Positive work cultures and increased productivity

There is a large body of research on the area of positive organisational psychology that demonstrates that not only is a cut-throat environment harmful to productivity over time, but that a positive environment will lead to dramatic benefits for employers, employees, and the bottom line.

Although there’s an assumption that stress and pressure pushes employees to perform more, better, and faster, what cut throat organisations fail to recognise is the hidden costs incurred.

1. The cost of disengagement. While a cut-throat environment and a culture of fear can ensure engagement (and sometimes even excitement) for some time, research suggests that the inevitable stress it creates will likely lead to disengagement over the long term. Engagement in work — which is associated with feeling valued, secure, supported, and respected — is generally negatively associated with a high-stress, cut-throat culture.

2. . Lack of loyalty: Research shows that workplace stress leads to an increase of almost 50% in voluntary turnover.
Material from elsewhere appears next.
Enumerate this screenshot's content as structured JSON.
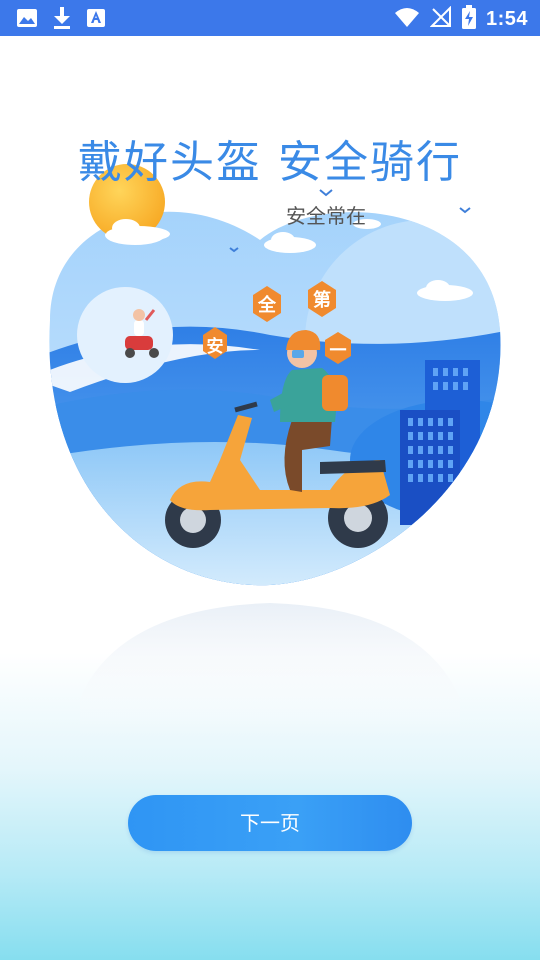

People go on the job market, decline promotions, or resign. And the turnover costs associated with recruiting, training, lowered productivity, lost expertise, and so forth, are significant.

Companies use a wide variety of benefits and reward programmes from health insurance, pensions, gym membership, working from home facilities etc, however it is still possible for companies to miss the key elements of engagement and loyalty that grows organically from an organisations culture. Employees prefer workplace wellbeing to material benefits.

Focusing your attention on creating a work culture that inspires employees to work with one another as a team, in a meaningfulness way, in an atmosphere that treats each other with respect, shows gratitude, trust, and integrity – can really make a different to the bottom line in any business.